I was hoping for Men or Women. Girls or Boys. Even Bucks or Does, but all I saw was Dance and Paddle. The signs left me scratching my head, Dance or Paddle? There was no time to waste, I was already doing a pee dance, so I opted for paddle.
When I burst through the door, there in the middle of the floor, sat four ducks bobbing about in a child’s small blue wading pool. “Quack, quack, quack,” they said.
“Wack, wack! Quack, wack!”
I shook my head but charged toward the first stall. Three baby ducks paddled about in the toilet bowl. “What the hell?” I slammed open the door and ducked into stall number two. (See what I did there?) Thankfully it was empty, and in about ten seconds, so was my bladder.

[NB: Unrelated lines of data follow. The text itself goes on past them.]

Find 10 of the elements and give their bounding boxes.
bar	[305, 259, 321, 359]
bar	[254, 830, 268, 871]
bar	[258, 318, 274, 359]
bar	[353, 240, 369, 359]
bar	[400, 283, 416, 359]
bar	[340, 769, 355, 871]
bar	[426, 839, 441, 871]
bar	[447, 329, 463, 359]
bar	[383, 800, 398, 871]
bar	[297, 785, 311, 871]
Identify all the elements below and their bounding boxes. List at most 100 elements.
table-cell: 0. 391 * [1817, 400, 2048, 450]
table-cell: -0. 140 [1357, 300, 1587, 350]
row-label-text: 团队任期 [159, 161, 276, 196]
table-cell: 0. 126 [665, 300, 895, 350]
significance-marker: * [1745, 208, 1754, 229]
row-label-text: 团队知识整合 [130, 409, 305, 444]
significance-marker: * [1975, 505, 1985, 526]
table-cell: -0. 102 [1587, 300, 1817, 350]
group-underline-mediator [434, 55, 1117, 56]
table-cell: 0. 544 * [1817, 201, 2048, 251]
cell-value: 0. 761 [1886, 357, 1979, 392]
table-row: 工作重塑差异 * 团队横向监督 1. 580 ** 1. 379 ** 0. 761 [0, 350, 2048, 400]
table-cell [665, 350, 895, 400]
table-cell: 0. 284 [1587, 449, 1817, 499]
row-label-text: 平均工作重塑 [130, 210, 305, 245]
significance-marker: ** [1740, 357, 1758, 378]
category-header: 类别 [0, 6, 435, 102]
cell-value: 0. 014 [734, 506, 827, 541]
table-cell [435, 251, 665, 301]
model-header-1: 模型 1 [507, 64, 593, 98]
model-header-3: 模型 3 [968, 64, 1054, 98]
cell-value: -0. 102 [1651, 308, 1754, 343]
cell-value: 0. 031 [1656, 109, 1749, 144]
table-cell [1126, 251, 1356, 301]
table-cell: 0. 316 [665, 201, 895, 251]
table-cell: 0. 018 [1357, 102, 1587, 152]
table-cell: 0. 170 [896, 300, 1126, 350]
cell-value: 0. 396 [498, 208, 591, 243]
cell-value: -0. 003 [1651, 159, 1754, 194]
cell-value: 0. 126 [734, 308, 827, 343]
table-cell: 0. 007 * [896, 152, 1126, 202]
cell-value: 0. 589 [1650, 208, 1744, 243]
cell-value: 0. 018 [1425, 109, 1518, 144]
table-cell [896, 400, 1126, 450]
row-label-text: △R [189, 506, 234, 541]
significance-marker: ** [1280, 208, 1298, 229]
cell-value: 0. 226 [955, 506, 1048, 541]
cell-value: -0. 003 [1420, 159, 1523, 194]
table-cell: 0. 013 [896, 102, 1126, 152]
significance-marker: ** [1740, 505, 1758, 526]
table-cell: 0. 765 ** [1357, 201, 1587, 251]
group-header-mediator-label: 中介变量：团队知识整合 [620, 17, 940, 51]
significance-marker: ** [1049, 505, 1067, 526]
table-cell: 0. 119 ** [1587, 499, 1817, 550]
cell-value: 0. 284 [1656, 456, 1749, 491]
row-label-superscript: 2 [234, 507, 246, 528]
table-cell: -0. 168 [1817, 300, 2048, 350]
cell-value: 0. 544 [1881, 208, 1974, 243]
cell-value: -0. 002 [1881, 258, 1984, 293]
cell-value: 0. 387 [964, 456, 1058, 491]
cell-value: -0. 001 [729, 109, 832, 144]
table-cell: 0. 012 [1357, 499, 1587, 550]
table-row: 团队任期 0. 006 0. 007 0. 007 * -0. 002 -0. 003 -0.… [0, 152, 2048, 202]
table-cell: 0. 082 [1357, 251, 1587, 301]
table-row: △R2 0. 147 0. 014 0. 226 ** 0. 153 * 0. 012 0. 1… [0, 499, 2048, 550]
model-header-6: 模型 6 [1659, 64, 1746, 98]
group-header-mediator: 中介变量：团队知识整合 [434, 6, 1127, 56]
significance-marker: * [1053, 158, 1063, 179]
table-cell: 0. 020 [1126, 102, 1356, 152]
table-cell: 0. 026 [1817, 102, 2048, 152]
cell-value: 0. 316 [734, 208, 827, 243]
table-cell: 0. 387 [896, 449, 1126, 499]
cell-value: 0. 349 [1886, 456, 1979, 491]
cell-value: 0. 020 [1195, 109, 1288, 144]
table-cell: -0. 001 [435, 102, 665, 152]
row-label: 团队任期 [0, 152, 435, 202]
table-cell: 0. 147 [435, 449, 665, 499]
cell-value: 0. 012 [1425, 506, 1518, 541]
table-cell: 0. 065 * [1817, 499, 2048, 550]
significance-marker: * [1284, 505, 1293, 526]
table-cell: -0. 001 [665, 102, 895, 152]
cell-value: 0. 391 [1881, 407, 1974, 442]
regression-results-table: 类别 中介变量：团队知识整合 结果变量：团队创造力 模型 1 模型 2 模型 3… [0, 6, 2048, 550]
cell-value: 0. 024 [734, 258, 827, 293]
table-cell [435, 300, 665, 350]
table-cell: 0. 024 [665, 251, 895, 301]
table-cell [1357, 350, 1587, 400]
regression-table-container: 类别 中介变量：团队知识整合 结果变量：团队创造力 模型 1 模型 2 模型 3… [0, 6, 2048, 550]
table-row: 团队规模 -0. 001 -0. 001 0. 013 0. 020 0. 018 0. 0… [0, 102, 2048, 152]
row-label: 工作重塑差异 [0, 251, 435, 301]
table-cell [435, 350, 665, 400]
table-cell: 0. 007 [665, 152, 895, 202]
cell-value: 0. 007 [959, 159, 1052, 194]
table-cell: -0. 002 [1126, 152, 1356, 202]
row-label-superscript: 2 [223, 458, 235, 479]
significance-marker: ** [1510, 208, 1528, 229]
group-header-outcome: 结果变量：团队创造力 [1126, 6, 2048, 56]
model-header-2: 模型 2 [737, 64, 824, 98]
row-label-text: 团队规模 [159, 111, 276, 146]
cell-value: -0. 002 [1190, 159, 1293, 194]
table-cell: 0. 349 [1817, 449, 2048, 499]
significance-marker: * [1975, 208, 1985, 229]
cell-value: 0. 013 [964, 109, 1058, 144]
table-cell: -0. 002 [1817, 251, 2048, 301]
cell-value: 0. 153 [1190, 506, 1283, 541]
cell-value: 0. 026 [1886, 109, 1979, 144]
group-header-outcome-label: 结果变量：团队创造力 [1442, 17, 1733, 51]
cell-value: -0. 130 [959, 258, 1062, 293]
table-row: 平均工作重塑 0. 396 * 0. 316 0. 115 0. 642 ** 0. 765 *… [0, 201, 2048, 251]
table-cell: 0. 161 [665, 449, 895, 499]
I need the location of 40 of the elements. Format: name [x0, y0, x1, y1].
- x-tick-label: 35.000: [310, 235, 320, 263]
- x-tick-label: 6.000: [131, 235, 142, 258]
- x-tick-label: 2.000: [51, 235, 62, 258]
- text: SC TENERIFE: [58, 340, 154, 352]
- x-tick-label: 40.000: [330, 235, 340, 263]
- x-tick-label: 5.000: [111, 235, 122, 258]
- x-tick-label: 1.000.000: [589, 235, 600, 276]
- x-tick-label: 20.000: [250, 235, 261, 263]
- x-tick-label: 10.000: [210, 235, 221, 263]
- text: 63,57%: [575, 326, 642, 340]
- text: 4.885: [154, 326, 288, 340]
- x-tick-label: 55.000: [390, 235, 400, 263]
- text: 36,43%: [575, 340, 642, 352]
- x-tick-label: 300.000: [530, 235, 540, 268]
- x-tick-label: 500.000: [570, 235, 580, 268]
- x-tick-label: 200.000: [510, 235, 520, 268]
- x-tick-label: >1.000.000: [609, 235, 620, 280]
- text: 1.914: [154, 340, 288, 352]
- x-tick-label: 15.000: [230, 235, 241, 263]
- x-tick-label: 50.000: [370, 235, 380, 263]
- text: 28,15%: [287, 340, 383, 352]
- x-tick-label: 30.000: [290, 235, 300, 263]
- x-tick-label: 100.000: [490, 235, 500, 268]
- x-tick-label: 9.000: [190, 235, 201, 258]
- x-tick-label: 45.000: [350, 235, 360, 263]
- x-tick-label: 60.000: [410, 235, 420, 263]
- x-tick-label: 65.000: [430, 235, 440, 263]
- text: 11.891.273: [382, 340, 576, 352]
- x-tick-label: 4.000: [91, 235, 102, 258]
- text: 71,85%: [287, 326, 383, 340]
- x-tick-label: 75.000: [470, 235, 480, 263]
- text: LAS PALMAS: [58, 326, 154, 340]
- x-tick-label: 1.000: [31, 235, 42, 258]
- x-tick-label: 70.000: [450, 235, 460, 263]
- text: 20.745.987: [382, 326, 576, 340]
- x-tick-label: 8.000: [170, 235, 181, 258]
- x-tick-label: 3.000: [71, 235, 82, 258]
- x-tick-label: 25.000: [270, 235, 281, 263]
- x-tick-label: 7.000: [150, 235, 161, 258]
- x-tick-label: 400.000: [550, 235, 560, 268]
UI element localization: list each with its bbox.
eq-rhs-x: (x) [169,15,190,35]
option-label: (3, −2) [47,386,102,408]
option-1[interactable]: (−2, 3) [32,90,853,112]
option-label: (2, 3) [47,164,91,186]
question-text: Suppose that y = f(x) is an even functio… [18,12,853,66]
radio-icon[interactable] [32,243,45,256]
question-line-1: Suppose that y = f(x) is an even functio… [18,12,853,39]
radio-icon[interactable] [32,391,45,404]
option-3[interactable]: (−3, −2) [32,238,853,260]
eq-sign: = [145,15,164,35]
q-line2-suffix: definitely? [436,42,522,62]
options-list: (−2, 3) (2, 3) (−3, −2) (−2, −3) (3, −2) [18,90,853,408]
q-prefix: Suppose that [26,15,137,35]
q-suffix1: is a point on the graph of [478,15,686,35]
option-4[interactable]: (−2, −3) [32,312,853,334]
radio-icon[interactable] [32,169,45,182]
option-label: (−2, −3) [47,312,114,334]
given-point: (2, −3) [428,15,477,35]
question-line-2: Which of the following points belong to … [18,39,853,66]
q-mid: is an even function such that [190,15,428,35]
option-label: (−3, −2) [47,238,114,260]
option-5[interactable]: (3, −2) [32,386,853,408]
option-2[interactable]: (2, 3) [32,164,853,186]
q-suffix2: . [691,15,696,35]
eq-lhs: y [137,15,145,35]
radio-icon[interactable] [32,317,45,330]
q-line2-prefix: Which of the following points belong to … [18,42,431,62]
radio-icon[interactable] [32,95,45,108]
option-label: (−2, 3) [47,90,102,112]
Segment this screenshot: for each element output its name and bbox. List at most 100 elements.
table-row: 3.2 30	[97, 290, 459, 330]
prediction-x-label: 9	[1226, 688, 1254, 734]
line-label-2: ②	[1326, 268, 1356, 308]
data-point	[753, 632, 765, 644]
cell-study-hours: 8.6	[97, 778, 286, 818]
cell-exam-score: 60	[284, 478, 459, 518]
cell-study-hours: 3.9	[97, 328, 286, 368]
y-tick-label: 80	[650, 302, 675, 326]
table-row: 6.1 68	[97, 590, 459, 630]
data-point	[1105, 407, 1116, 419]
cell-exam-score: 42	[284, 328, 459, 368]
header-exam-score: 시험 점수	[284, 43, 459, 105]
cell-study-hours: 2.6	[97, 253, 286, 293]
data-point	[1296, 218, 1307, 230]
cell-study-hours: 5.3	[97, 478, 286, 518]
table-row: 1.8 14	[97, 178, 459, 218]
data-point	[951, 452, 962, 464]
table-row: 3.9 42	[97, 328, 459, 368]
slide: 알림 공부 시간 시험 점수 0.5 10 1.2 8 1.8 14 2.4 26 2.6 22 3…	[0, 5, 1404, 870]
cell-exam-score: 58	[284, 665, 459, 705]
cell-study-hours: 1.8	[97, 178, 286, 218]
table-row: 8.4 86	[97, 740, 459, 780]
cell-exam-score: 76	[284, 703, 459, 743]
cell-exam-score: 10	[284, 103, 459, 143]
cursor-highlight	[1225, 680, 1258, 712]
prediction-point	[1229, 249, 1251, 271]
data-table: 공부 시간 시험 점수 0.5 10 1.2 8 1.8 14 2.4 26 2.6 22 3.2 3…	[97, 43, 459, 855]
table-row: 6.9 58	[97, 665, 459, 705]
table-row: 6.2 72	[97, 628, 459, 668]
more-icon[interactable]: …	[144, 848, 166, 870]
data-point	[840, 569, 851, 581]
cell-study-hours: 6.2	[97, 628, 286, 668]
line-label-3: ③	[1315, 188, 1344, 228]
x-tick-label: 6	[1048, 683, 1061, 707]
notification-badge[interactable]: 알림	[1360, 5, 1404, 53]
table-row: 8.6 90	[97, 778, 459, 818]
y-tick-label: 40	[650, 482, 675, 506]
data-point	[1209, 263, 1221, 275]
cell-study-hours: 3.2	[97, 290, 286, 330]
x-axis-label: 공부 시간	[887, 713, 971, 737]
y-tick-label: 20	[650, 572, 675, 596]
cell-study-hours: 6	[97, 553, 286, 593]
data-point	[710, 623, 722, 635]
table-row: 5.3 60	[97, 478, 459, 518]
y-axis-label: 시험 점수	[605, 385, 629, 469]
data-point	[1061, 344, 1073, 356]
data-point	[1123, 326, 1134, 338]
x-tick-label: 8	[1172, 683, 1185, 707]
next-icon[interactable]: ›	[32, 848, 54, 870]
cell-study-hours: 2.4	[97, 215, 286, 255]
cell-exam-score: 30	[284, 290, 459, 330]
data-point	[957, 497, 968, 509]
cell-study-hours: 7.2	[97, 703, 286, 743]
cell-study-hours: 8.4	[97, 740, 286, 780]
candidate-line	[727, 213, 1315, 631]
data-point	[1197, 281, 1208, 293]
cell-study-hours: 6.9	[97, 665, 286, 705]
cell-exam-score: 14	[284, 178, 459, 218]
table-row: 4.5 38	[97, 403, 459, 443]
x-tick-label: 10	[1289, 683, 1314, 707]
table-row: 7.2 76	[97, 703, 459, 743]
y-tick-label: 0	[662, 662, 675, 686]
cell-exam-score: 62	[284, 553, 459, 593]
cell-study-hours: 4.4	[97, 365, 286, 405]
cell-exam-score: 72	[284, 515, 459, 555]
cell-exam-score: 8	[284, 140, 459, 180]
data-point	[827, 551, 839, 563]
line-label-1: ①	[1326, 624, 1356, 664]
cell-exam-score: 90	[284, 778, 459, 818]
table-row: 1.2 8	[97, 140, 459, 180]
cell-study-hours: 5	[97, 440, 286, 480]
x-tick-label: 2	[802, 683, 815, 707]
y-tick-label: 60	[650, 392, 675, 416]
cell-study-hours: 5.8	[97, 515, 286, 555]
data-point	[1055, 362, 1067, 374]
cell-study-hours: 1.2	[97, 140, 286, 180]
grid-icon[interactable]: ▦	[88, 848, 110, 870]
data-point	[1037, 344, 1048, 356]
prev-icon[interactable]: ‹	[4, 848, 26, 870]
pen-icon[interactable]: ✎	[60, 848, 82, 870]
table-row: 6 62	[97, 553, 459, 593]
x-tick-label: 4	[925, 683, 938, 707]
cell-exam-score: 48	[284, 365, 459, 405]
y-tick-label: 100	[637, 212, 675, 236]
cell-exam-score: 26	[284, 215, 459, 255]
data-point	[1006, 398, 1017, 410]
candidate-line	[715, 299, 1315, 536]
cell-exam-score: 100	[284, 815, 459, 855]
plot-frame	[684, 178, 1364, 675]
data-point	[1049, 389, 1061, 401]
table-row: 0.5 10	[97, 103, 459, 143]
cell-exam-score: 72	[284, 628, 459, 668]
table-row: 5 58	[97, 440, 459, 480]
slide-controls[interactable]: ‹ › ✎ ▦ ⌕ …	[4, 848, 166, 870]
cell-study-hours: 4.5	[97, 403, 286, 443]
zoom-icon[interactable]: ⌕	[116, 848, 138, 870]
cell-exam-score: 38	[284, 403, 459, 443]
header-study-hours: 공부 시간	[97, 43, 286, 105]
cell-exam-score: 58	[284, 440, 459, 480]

When I flushed, four baby ducks popped to the surface. Where did they come from? “What the…?”
“Quack, wack,” they said.
Well, there was nothing to do but scoop them up and transfer them into the wading pool. I did the same for the three in the other toilet. “Home sweet home,” I said.
Soon the occupants of the pool were having a conversation about the new arrangement. “Quack, quack, quack. Wack, quack, quack. Hornk, quack, quack.” I imagined they were discussing the quality of the water and what an inconvenience it was to have seven new additions, albeit, seven very small additions.
I filled my palm with the neon industrial strength soap provided; it smelled of ChemX, I ran enough water to get myself a good lather going. Then I began to sing Happy Birthday as I washed.
A mallard fluttered onto the counter. His ebony eyes glinted in the fluorescent lighting, then he turned his gleaming green head sideways, once, twice. “Quack?”
“Wack, wack,” I replied. “It’s not really my birthday, but when I was a child my mother taught me that my hands weren’t really clean until I washed them for as long as the song lasted. Then I searched my brain for any duck trivia I might know. “I heard ducks have corkscrew-shaped penises,” I said.
“Quack,” he agreed.
As I finished up and dried my hands, the door burst open and a wild-eyed woman hurtled inside, she took two steps, then her foot froze in mid-step. Her mouth dropped open and she blinked.
I saw a shudder run through her body, nature called, so she turned and ran for a stall. Her pants flapped around her knees before she’d even had time to close the door. I heard a tinkle and a sigh of relief.
“Make sure you transfer the babies to the wading pool after you flush,” I called.
“Quack?” the mallard said. Obviously, a few more babies would not be welcome. I shrugged.
As I left the restroom, a woman stood scratching her head and reading the signs on the doors.
“There’s a free stall in this one,” I said, then moved past her and down the hall. I patted the tiny lump in my pocket. Oh boy, I thought. I’m already regretting this. What am I going to do once I get back to work? There’s no pool. Ah, but the janitor has an extra bucket.
“Quack,” said my pocket.
“You’re right, there’s an extra toilet bowl as well.”